Hierarchical Control for Optimal and Distributed Operation of Microgrid Systems

The distributed generation, storage and consumption, as well as the sustainability consideration prompt a revolution to the existing electric power grid. Microgrids (MG) concept has been proposed to liberate the operation of each distribution system fraction, forming in that way a flexible and sustainable grid. To achieve autonomous operation for MGs, hierarchical control was proposed with primary, secondary and tertiary control levels differentiated. In conventional hierarchical scheme, primary control is issued for power sharing, secondary control takes care of power quality, and tertiary control manages the power flow with external grids, while the economic and optimal operation of MGs is not guaranteed by applying the existing schemes.

Accordingly, this project dedicates to the study of real-time optimization methods for MGs, including the review of optimization algorithms, system level mathematical modeling, and the implementation of real-time optimization into existing hierarchical control schemes. Efficiency enhancement in DC MGs and optimal unbalance compensation in AC MGs are taken as the optimization objectives in this project. Necessary system dynamic modeling and stability analysis are also conducted in order to ensure safe operation during the optimization procedure.

In addition, as the secondary and tertiary controls require global information to perform the functions, they are usually implemented in centralized fashion.

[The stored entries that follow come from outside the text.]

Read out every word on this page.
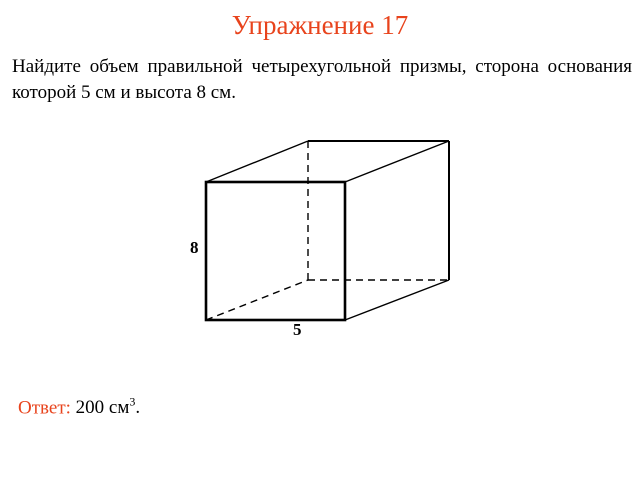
Упражнение 17
Найдите объем правильной четырехугольной призмы, сторона основания которой 5 см и высота 8 см.
8
5
Ответ: 200 $см^3$.
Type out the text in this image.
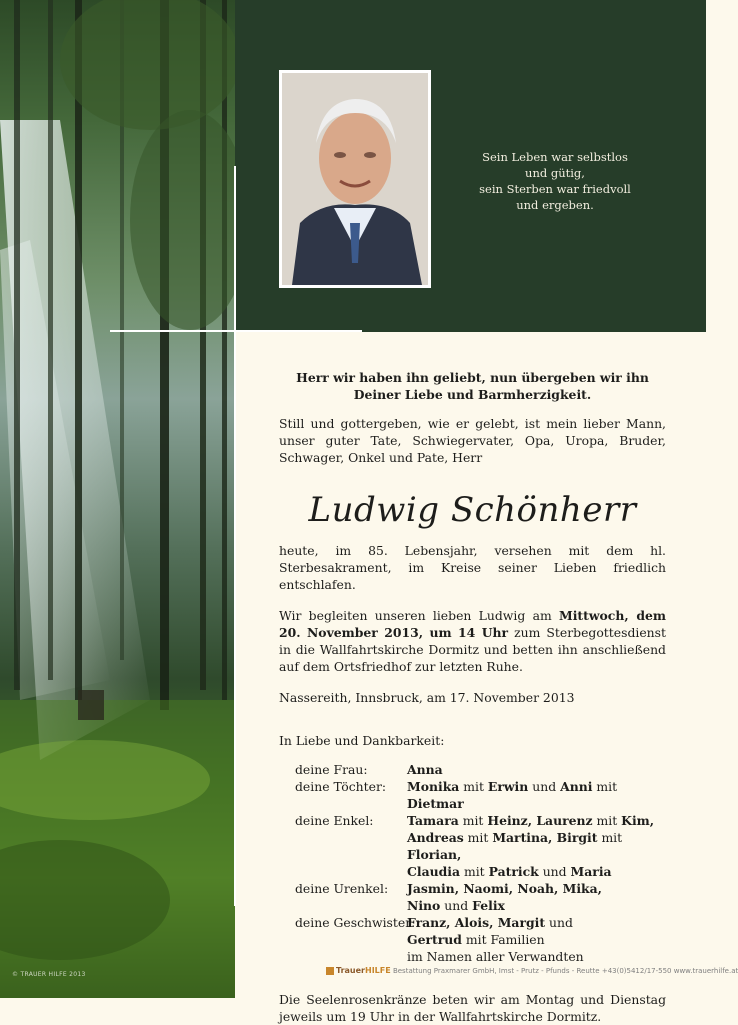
© TRAUER HILFE 2013
Sein Leben war selbstlos
und gütig,
sein Sterben war friedvoll
und ergeben.

Herr wir haben ihn geliebt, nun übergeben wir ihn
Deiner Liebe und Barmherzigkeit.

Still und gottergeben, wie er gelebt, ist mein lieber Mann, unser guter Tate, Schwiegervater, Opa, Uropa, Bruder, Schwager, Onkel und Pate, Herr

Ludwig Schönherr

heute, im 85. Lebensjahr, versehen mit dem hl. Sterbesakrament, im Kreise seiner Lieben friedlich entschlafen.

Wir begleiten unseren lieben Ludwig am Mittwoch, dem 20. November 2013, um 14 Uhr zum Sterbegottesdienst in die Wallfahrtskirche Dormitz und betten ihn anschließend auf dem Ortsfriedhof zur letzten Ruhe.

Nassereith, Innsbruck, am 17. November 2013

In Liebe und Dankbarkeit:

deine Frau:	Anna
deine Töchter:	Monika mit Erwin und Anni mit Dietmar
deine Enkel:	Tamara mit Heinz, Laurenz mit Kim,
Andreas mit Martina, Birgit mit Florian,
Claudia mit Patrick und Maria
deine Urenkel:	Jasmin, Naomi, Noah, Mika,
Nino und Felix
deine Geschwister:
Franz, Alois, Margit und
Gertrud mit Familien
im Namen aller Verwandten

Die Seelenrosenkränze beten wir am Montag und Dienstag jeweils um 19 Uhr in der Wallfahrtskirche Dormitz.

TrauerHILFE Bestattung Praxmarer GmbH, Imst - Prutz - Pfunds - Reutte +43(0)5412/17-550 www.trauerhilfe.at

In this sense the communication links are required from the central unit to each local unit, a single point of failure in the central controller may jerpodize the safety of the whole system, and the flexibility of the system is limited. Consequently, this project proposes the application of dynamic consensus algorithm (DCA) into existing hierarchical control scheme aiming at achieving fully distributed secondary and tertiary controls. The primary purpose of DCA is to allow a number of distributed units to obtain global information that is necessary for the control layers. Also by applying DCA the communication links are only needed between nearby units. Based on these features, this project proposes distributed control schemes for power quality regulation in three-phase AC MGs, as well as voltage/current control in DC MGs.

Moreover, in order to provide analytical method for evaluating the system stability with such kind of distributed control scheme, a discrete-time domain modeling method is proposed to establish an accurate system level model. Taking into account the different sampling times of real world plant, digital controller and communication devices, the system is modeled with these three parts separately, and with full consideration of the underlying communication features (sampling time, topology, parameters, etc.). System dynamics and sensitivity analysis are conducted based on the proposed model.

A MG central controller is also developed based on the experimental system in the intelligent MG lab in Aalborg University for providing a comprehensive platform for MG related study purposes. LabVIEW software is used as the programming language, UDP/IP based Ethernet communication links are built between the central controller and each setup. System performance is shown by experimental examples.

Finally, to verify the effectiveness and performance with the proposed control schemes and modeling methods, experimental and hardware-in-the-loop simulation studies are conducted in the intelligent MG lab. The successful realization of online optimization and distributed control functions is expected to be able to provide guidance for real world implementation of similar approaches. The generalized discrete-time modeling method, with verified correctness and accuracy, can give insight view of the distributed control scheme and the impact of communication part on system dynamics.